A. That was a necessary step at that time. That was followed by a traumatic period when the dot-coms were invading and raiding. There was a period where the attraction to dot-coms was irrational People were leaving here with a sense that money was just being given away. It was if you walked into a Vegas casino and every slot machine appeared to be paying off. Even if you weren’t a gambler you grabbed that slot machine. This is business and it is no less risky than Las Vegas. For a year we struggled with retention. Recruiting and retainment was the number one issue.

Q: What is the turnover rate today?

A: It’s back down to 15 percent and below the industry average. Our historic average had been 4 to 5 percent. It’s not tolerable now its manageable.

Q: In terms of real estate what are your needs?

A: We just moved into three buildings next door and I’m told we will be out of space in 18 months. It’s on our long-term radar. We do have space in Santa Clara through our Vantive acquisition, but it’s likely if we expand it will be here and around the world.

 Q: Will you do more acquisitions?

A: We continue to do them, historically they have not all been successful but we have had some noteworthy ones that went well. We are committed to acquire technology in products and markets that we are not in. I’m not limiting ourselves to particular types of companies we are exploring several initiatives and opportunities.

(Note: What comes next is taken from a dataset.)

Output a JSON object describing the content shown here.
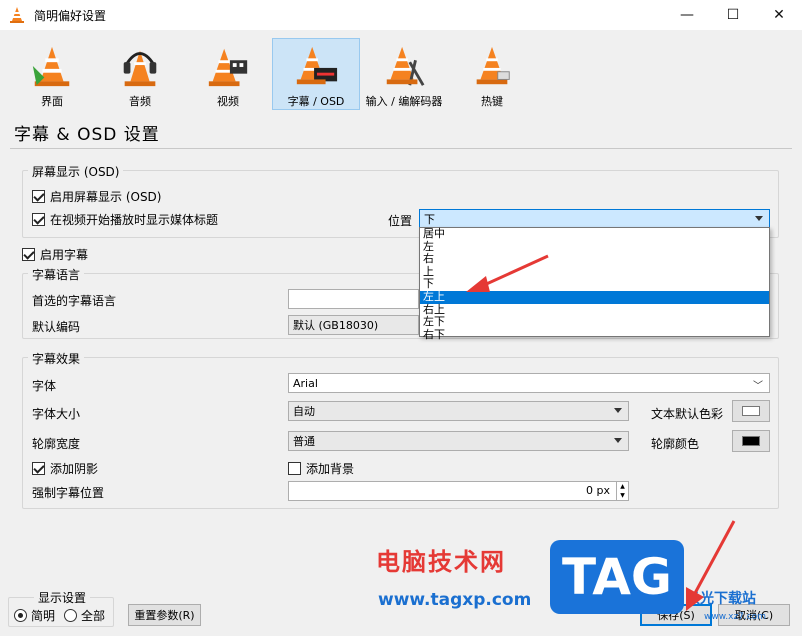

Q: Talking to anybody now?

A: No, but we are in an discovery mode looking at industries where we want to expand. We would like to strengthen our e-commerce infrastructure The world has figured out that e-commerce is not easy to run it takes alot of pieces and you need a collaborative network.

Q. So are we talking $15 or $500 million acquisition?

A: I’m not limiting myself either way. I’m not opposed to using our collateral to make a larger deal.

Q: What is the competitive landscape, who can you take market share from?

A: The real once-in-a-10-year opportunity has come along and its the change in architecture. Peoplesoft8 introduced a pure Internet architecture and it competes with oracle 11i and MySap.com Both those other companies don’t have a pure Internet architecture. That change in architecture is about the only time in our industry where you can steal large chunks of market share. In between changes you slug it our for new business but its unlikely existing customers would switch because its costly.

Q: You are a former Oracle executive. What is the chink in Oracle’s armor?

A: The chink in oracle armor is the quality of their applications not their database. The database industry has shaken out and there are three competitors and they are all very good — Microsoft IBM and Oracle. Oracle has never been known for its applications and that division is the same size as Peoplesoft.